Em audiência de interessados, o curador faz comparações entre a nota atribuída ao seu projeto e a outros e as justificações dadas por aquele membro do júri na atribuição das notas.

Quanto a isto, a DGArtes considera que, “tendo em conta a especificidade deste procedimento de apoio, a apreciação das candidaturas não assenta numa metodologia comparativa, a qual não se afigura aplicável, não só pelo facto de as candidaturas não serem objetivamente iguais, mas, simultaneamente, porque uma comparação descontextualizada entre candidaturas menospreza, para efeitos de argumentação, a especificidade de cada projeto, do percurso artístico e profissional dos seus intervenientes”.

Para a DGArtes, “o facto de a entidade candidata vir agora nesta fase invocar a disparidade de classificações atribuídas noutras candidaturas (facto normal em qualquer procedimento de apreciação e seleção de candidaturas) não se consubstancia na violação dos princípios da igualdade, justiça e imparcialidade da atividade administrativa, violação que só seria concebível se reportada a candidaturas objetivamente iguais, ou sobre os quais tivesse recaído uma idêntica apreciação, incompatível com uma diversa valoração”.

Após audiência de interessados, alguns dos 19 atribuídos à candidatura de Bruno Leitão passaram a 20. No entanto, os 10 e 15 mantiveram-se, o que fez com que o resultado final do concurso se mantivesse inalterado.

Alega o mesmo elemento do júri que, em relação ao critério Projeto artístico e equipa, “ao contrário da sugestão feita pelo candidato, a nota 10 é justa uma vez que ainda que a equipa técnica e artística seja competente, o mérito artístico da artista Grada Kilomba e deste projeto expositivo específico, que deverá ser o elemento central de qualquer representação, não é satisfatório”.

Para o elemento do júri em questão, o “muito longo currículo” de Grada Kilomba “não serve a este membro da comissão de apreciação como demonstração da qualidade artística”.

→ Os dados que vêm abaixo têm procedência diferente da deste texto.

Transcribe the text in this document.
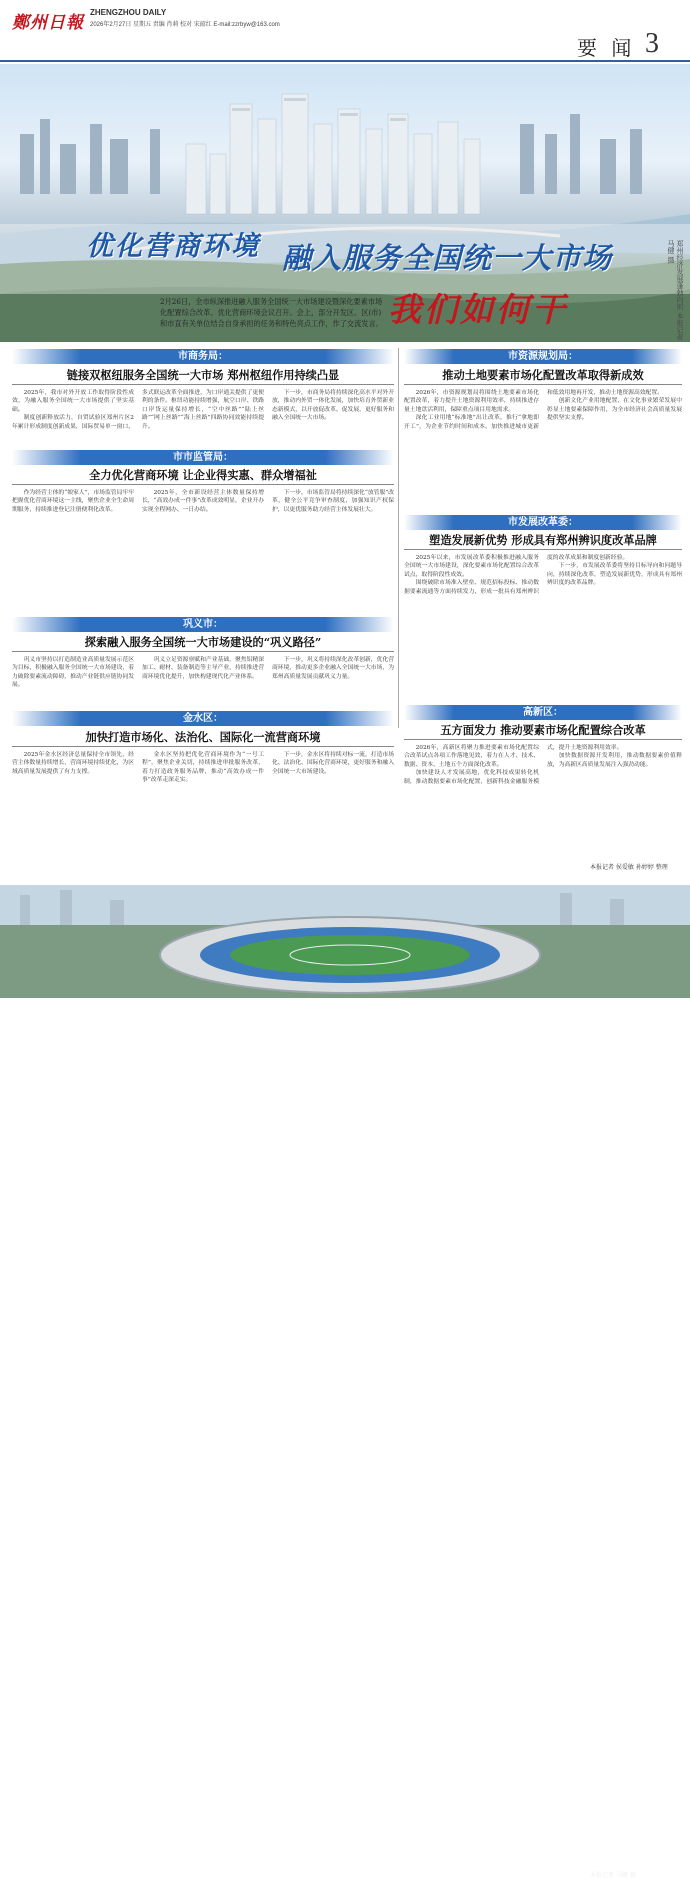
鄭州日報
ZHENGZHOU DAILY
2026年2月27日 星期五 责编 肖莉 校对 宋韶红 E-mail:zzrbyw@163.com
要 闻 3
郑州经济发展蓬勃向前 本报记者 马健 摄
优化营商环境 融入服务全国统一大市场
我们如何干
2月26日，全市纵深推进融入服务全国统一大市场建设暨深化要素市场化配置综合改革、优化营商环境会议召开。会上，部分开发区、区(市)和市直有关单位结合自身承担的任务和特色亮点工作，作了交流发言。
市商务局：
链接双枢纽服务全国统一大市场 郑州枢纽作用持续凸显

2025年，我市对外开放工作取得阶段性成效，为融入服务全国统一大市场提供了坚实基础。

制度创新释放活力，自贸试验区郑州片区2年累计形成制度创新成果，国际贸易单一窗口、多式联运改革全面推进，为口岸通关提供了更便利的条件。枢纽功能持续增强，航空口岸、铁路口岸货运量保持增长，“空中丝路”“陆上丝路”“网上丝路”“海上丝路”四路协同效能持续提升。

下一步，市商务局将持续深化高水平对外开放，推动内外贸一体化发展，加快培育外贸新业态新模式，以开放促改革、促发展，更好服务和融入全国统一大市场。

市市监管局：
全力优化营商环境 让企业得实惠、群众增福祉

作为经营主体的“娘家人”，市场监管局牢牢把握优化营商环境这一主线，聚焦企业全生命周期服务，持续推进登记注册便利化改革。

2025年，全市新设经营主体数量保持增长，“高效办成一件事”改革成效明显，企业开办实现全程网办、一日办结。

下一步，市场监管局将持续深化“放管服”改革，健全公平竞争审查制度，加强知识产权保护，以更优服务助力经营主体发展壮大。

巩义市：
探索融入服务全国统一大市场建设的“巩义路径”

巩义市坚持以打造制造业高质量发展示范区为目标，积极融入服务全国统一大市场建设，着力破除要素流动障碍，推动产业链供应链协同发展。

巩义立足资源禀赋和产业基础，聚焦铝精深加工、耐材、装备制造等主导产业，持续推进营商环境优化提升，加快构建现代化产业体系。

下一步，巩义将持续深化改革创新，优化营商环境，推动更多企业融入全国统一大市场，为郑州高质量发展贡献巩义力量。

金水区：
加快打造市场化、法治化、国际化一流营商环境

2025年金水区经济总量保持全市领先，经营主体数量持续增长，营商环境持续优化，为区域高质量发展提供了有力支撑。

金水区坚持把优化营商环境作为“一号工程”，聚焦企业关切，持续推进审批服务改革，着力打造政务服务品牌，推动“高效办成一件事”改革走深走实。

下一步，金水区将持续对标一流，打造市场化、法治化、国际化营商环境，更好服务和融入全国统一大市场建设。

市资源规划局：
推动土地要素市场化配置改革取得新成效

2026年，市资源规划局将围绕土地要素市场化配置改革，着力提升土地资源利用效率，持续推进存量土地盘活利用，保障重点项目用地需求。

深化工业用地“标准地”出让改革，推行“拿地即开工”，为企业节约时间和成本。加快推进城市更新和低效用地再开发，推动土地资源高效配置。

创新文化产业用地配置，在文化事业繁荣发展中彰显土地要素保障作用，为全市经济社会高质量发展提供坚实支撑。

市发展改革委：
塑造发展新优势 形成具有郑州辨识度改革品牌

2025年以来，市发展改革委积极推进融入服务全国统一大市场建设，深化要素市场化配置综合改革试点，取得阶段性成效。

围绕破除市场准入壁垒、规范招标投标、推动数据要素流通等方面持续发力，形成一批具有郑州辨识度的改革成果和制度创新经验。

下一步，市发展改革委将坚持目标导向和问题导向，持续深化改革，塑造发展新优势，形成具有郑州辨识度的改革品牌。

高新区：
五方面发力 推动要素市场化配置综合改革

2026年，高新区将聚力推进要素市场化配置综合改革试点各项工作落地见效，着力在人才、技术、数据、资本、土地五个方面深化改革。

加快建设人才发展高地，优化科技成果转化机制，推动数据要素市场化配置，创新科技金融服务模式，提升土地资源利用效率。

加快数据资源开发利用，推动数据要素价值释放，为高新区高质量发展注入强劲动能。

本报记者 侯爱敏 孙婷婷 整理
本报记者 马健 摄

Pra a DGArtes, na resposta à contestação de Bruno Leitão, “a alegada desconsideração de Grada Kilomba como artista é uma não questão, até porque o projeto ‘artístico’ e curatorial em causa foi admitido ao concurso por preencher precisamente o requisito de se adequar à área artística pretendida - artes plásticas, fotografia e novos media”.

Bruno Leitão sublinhou que “a opinião pessoal de um membro do júri não pode sobrepor-se às outras três”.

“Um concurso com estas regras dá azo a problemas deste género. Neste caso, uma minoria conseguiu impor a sua vontade. Em princípio tudo isto é legal, mas, mesmo sendo, o concurso não pode ter estes moldes”, considerou Bruno Leitão.

Com o recurso hierárquico, o curador espera que o Ministério da Cultura “veja que há razão para analisar isto com olhos de ver” e que “se produzam mudanças”.

“O concurso devia ter um desfecho diferente, mas muito mais do que isso era bom que as regras não fossem tão aleatórias”, afirmou.

A 59.ª Bienal de Arte de Veneza vai decorrer naquela cidade italiana entre 23 de abril e 27 de novembro de 2022, com curadoria de Cecilia Alemani, e estará subordinada ao tema “O Leite dos Sonhos”.

Os países participantes têm até 11 de janeiro de 2022 para apresentar o projeto à organização.